BOMBENREGEN ÜBER BAGDAD – WER ZÄHLT DIE TREFFER?
Die Luft über Babil riecht nach verbranntem Öl und Schwefel. Vier Männer liegen im Staub von Jurf al-Sakhar, die Knie blutig, die Schreie erstickt von den Trümmern einer Basis, die offiziell den Popular Mobilisation Forces gehört – aber wer genau sie schickt, bleibt ein Rätsel. Die Polizei sagt es, die Ärzte sagen es, Al Jazeera sagt es. Aber was bleibt, ist die Frage: Wem nützt das? Nicht den Verwundeten. Nicht den Nachbarn, die jetzt die Scherben ihrer Häuser sortieren. Sondern denen, die weiter zünden, während die Bomben fallen.
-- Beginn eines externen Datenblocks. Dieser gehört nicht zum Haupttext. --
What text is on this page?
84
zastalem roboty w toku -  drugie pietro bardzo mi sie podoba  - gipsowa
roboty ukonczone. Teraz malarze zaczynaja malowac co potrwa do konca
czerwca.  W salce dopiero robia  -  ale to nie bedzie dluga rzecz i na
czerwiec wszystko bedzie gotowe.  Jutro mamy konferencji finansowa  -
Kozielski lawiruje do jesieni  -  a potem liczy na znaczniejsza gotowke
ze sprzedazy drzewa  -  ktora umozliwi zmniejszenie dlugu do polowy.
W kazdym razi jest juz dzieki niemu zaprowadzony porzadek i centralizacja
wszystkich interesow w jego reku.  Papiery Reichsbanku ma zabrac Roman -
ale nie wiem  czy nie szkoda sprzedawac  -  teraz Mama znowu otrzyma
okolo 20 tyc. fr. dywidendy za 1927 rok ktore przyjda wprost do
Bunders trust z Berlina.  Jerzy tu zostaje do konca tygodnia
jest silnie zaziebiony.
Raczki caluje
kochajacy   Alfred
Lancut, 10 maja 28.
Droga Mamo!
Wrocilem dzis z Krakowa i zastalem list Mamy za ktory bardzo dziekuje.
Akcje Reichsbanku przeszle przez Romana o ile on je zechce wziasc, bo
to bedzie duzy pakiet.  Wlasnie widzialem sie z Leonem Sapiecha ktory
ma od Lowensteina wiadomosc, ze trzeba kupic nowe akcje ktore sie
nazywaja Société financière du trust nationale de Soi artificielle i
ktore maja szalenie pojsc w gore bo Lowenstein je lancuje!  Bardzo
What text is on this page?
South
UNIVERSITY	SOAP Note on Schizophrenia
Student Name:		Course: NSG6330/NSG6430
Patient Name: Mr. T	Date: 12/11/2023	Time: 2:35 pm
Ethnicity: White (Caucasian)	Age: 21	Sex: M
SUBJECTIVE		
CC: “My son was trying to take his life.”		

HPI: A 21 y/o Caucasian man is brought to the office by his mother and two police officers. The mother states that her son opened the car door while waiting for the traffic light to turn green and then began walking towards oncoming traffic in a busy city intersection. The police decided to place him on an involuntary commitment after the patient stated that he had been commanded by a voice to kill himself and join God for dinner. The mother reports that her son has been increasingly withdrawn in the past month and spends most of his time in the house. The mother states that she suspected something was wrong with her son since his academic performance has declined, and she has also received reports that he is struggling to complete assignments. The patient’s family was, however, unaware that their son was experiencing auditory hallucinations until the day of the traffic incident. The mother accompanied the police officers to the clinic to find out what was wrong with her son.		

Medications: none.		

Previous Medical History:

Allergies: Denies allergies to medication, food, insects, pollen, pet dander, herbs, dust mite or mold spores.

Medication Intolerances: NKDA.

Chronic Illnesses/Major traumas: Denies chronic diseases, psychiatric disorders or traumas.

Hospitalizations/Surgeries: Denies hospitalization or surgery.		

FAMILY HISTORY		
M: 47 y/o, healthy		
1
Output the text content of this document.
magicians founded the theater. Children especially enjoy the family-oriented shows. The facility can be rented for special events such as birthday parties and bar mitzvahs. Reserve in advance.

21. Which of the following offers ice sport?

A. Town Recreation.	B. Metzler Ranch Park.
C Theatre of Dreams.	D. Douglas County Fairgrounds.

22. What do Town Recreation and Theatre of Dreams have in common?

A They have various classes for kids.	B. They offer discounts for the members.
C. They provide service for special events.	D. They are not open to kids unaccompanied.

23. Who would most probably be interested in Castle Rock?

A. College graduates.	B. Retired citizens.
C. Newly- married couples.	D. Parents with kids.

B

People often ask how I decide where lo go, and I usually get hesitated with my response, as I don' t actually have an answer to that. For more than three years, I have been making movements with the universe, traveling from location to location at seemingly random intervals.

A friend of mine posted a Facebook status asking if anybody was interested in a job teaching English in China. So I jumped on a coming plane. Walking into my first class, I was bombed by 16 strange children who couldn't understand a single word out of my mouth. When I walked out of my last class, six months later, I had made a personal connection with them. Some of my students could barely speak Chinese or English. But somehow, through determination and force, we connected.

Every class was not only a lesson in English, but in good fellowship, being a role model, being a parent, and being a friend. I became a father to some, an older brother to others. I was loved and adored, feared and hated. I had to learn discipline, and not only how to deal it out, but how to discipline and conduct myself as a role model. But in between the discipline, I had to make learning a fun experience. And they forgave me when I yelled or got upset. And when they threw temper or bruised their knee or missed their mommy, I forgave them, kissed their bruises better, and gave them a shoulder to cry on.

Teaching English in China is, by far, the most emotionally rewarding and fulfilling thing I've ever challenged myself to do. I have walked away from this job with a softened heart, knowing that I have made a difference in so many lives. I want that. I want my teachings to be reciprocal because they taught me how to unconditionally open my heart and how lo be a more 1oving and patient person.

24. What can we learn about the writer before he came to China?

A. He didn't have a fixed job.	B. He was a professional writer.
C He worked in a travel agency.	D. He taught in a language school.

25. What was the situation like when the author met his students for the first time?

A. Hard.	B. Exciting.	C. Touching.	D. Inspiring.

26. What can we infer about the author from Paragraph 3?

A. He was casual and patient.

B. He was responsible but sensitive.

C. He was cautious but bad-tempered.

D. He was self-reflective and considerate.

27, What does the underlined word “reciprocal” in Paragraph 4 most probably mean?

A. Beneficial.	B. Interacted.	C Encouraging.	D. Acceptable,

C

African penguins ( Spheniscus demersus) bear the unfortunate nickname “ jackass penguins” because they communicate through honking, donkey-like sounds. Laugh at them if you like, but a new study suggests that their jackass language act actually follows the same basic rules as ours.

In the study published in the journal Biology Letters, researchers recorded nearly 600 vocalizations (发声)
Die Quellen sind unabhängig. Das ist gut. Weil wenn man schon lügt, dann wenigstens nicht alle am selben Strang ziehen. Die PMF-Basis – ein Nest aus Beton und Hass, wo Männer trainieren, die sonst woanders auch schon mal Gastfreundschaft für US-Soldaten praktiziert haben. Ein Treffer. Vier Verletzte. Ein Funke in der Nacht. Die Art von Meldung, die man später in den Akten findet, wenn die Historiker kommen und fragen: „Warum hat niemand etwas unternommen?“
Doch während die Ärzte in Jurf al-Sakhar die Verbände wechseln, tobt weiter das Feuer anderswo. Westlich von Bagdad, wo die Victory Base noch immer wie ein offenes Buch für jeden Scharfschützen aussieht, hat jemand einen A32B in Flammen gesetzt. Ein Transportflugzeug. Ein Symbol. Die Iraker sagen, die Abwehrkanonen haben versagt. Die Amerikaner sagen nichts. Oder sie sagen es später, wenn die Leichen schon kalt sind. Drones über Erbil. Intercepted. Ein Erfolg? Ein Warnschuss? Ein Test, ob die Luftabwehr noch bei Sinnen ist?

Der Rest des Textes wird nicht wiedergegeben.